Emergency planning on the rise since 9/11
More planning, more collaboration, more innovation and more business.
Those are some of the major changes that security professionals and business leaders on Long Island point to since that day 10 years ago when two planes hit the World Trade Center and rocked the country.
While certainly there's been an emphasis on antiterrorist-related resources, experts say emergency planning overall -- such as for extreme weather or a health pandemic -- also has been on the rise.

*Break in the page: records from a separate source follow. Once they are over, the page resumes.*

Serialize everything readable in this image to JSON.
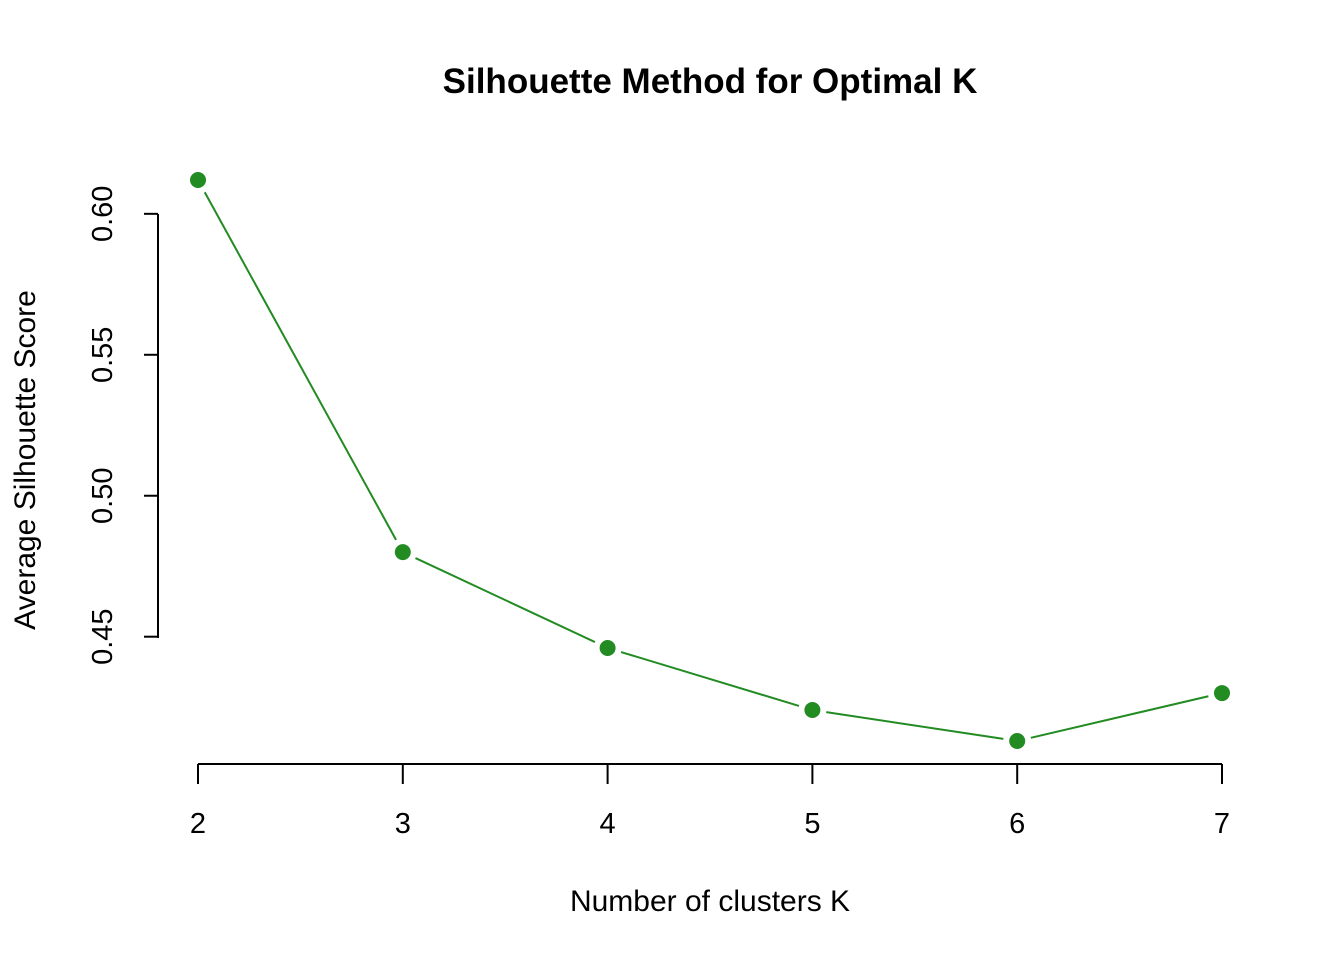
{
  "chart_data": {
    "type": "line",
    "title": "Silhouette Method for Optimal K",
    "xlabel": "Number of clusters K",
    "ylabel": "Average Silhouette Score",
    "x": [
      2,
      3,
      4,
      5,
      6,
      7
    ],
    "series": [
      {
        "values": [
          0.612,
          0.48,
          0.446,
          0.424,
          0.413,
          0.43
        ],
        "color": "#228B22"
      }
    ],
    "x_ticks": [
      "2",
      "3",
      "4",
      "5",
      "6",
      "7"
    ],
    "y_ticks": [
      "0.45",
      "0.50",
      "0.55",
      "0.60"
    ],
    "xlim": [
      2,
      7
    ],
    "ylim": [
      0.413,
      0.612
    ],
    "grid": false,
    "legend": "none"
  }
}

Sept. 11 "brought to people a consciousness of all sorts of vulnerabilities that already existed, but they were never cognizant of or motivated to do anything about," said Vincent E. Henry, director of the Homeland Security Management Institute at Long Island University, an online certificate and degree program launched in 2004.
Public-private sector partnerships have popped up where federal, state and local agencies share a wide array of public safety information, such as alerts and trends, with those in private sector businesses and organizations, said Frank Catalano. He's director of security for New York Institute of Technology, Central Islip campus and chairman of the Long Island Chapter of ASIS International, a group for security professionals. "You didn't see that 10 years ago," Catalano said.
Such agencies are also collaborating on the development of new technologies to aid first responders. Both government agencies and 16 private companies are housed at the Morrelly Homeland Security Center, opened last year in Bethpage. The center is designed to bring together "technology providers and first responders who need their technology," said Bill Wahlig, on the board of the Applied Science Foundation for Homeland Security, which operates the center.
The center's first product, a browser that lets users view multiple pieces of information on a single screen, was shipped in July to the U.S. Homeland Security Department.
Sept. 11 also "triggered a wave of innovation around video," said Elan Moriah, president of Verint Video Intelligence Solutions, a division of Melville-based Verint Systems Inc. The company has developed software that allows clients, including large companies and government agencies, to access videos in real time and quickly find the actionable information. Before Sept. 11, he said, video was viewed as more of a "forensic tool" akin to airplanes' black boxes.
Economic development and job market experts say they have no data on the size of the homeland security sector on Long Island or the numbers of people employed in it. Still, more than 3,470 people are now working in security roles at major airports servicing Long Island -- LaGuardia, MacArthur and Kennedy -- employed by the Transportation Security Administration, founded in the wake of Sept. 11.
Mario Doyle, New York regional director for ASIS International, estimates growth in the area's security business sector overall to have been about 15 percent in the past decade.
Nicholas Auletta, vice president of Uniondale-based Summit Security Services Inc., which provided security guards to the World Trade Center, said that business has grown an average 5 percent to 10 percent a year, as 9/11 "raised security awareness" for many companies.
Among the firm's clients are airlines, government agencies, large companies. Several of his staff operate the state-of-the-art global command center at Islandia-based CA Technologies, where access control and security are monitored for all the company's locations.